Café com Chacrinha !

Crônica – Café com Chacrinha Literário

Ruy Castro já disse e repito: faltam livrarias. Mas eu acrescento: também não adianta encher a cidade de livrarias se o que vai pra vitrine é o equivalente literário de um “café com Chacrinha”.


Livraria é templo, mas andam transformando em fast food do papel. Hoje, quando aparece uma prateleira fresca, não tem Joyce Carol Oates nem Lima Barreto. O que tem? Tem livro de colorir para adultos entediados. Tem o manual definitivo de como ficar rico em sete passos — escrito por um sujeito que só enriqueceu vendendo o próprio manual. Tem autoajuda com frases de Instagram — “seja foda!”, “acorde às 5h!”, “sorria mais!” — tudo embrulhado em capa dura, porque capa dura dá autoridade, mesmo que o conteúdo seja mole.


As bibliotecas, essas sim, fazem falta. Elas ensinavam que livro não é mercadoria pra virar estoque de shopping, mas um bem público, um lugar de descoberta gratuita. Onde mais um garoto pobre poderia topar com Machado de Assis sem precisar ouvir palestra motivacional antes? Hoje, sem bibliotecas, sobra o “mercado” pra decidir o que a gente lê. E o mercado tem mau gosto: prefere planilhas de investimento para obtusos e “sabedorias” de coach em letras garrafais.


É triste notar que, quando a farmácia substitui a livraria, perdemos espaço físico; mas quando a autoajuda substitui a literatura, perdemos espaço mental. Um comprimido a menos, tudo bem. Um parágrafo a menos, nunca.

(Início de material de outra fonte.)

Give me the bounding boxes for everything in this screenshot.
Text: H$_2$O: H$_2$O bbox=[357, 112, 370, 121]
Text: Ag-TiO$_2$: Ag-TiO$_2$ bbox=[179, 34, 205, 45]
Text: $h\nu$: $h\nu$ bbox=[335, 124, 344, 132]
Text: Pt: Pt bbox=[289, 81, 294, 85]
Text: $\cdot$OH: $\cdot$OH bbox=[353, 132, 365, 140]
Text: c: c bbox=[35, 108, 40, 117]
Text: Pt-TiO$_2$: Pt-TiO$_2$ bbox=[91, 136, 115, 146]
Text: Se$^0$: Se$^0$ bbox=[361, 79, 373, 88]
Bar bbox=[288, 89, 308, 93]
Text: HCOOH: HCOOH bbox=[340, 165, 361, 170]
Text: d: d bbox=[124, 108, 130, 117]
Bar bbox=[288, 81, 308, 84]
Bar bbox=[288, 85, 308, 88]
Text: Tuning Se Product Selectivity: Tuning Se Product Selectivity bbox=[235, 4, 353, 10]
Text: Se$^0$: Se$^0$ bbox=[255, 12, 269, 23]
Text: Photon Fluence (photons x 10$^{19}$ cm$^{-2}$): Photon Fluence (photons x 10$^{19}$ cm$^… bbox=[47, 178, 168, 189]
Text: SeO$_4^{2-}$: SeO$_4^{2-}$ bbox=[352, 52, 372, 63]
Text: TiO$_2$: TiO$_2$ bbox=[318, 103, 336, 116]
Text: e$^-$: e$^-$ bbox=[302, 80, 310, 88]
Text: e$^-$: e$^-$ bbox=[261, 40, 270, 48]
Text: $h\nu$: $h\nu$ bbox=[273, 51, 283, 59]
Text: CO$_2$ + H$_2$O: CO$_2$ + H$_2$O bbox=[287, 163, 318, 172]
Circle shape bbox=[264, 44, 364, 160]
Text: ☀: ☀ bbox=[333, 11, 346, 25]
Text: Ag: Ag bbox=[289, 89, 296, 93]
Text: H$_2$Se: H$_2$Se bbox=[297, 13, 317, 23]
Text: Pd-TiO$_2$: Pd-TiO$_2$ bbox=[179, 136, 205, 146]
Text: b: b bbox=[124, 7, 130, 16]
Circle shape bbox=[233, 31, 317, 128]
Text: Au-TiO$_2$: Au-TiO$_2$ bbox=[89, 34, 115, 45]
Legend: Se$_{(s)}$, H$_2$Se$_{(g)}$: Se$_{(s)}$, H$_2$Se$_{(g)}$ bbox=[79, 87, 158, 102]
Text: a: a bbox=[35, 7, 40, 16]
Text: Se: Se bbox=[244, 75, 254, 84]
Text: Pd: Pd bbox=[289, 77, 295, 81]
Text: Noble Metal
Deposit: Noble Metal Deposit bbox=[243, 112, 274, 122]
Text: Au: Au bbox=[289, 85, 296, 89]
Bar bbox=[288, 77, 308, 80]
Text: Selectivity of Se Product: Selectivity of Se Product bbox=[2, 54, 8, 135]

A esperança? Talvez esteja naquelas três mulheres que abriram uma Janela em Laranjeiras. Mas que essa janela não dê apenas para as estantes de “Como ser feliz em trinta dias”. Que abra para Cecília, Lima, Ana Maria Gonçalves. Que abra, sobretudo, para o silêncio de uma biblioteca — aquele silêncio que ensina mais que dez mil coaches.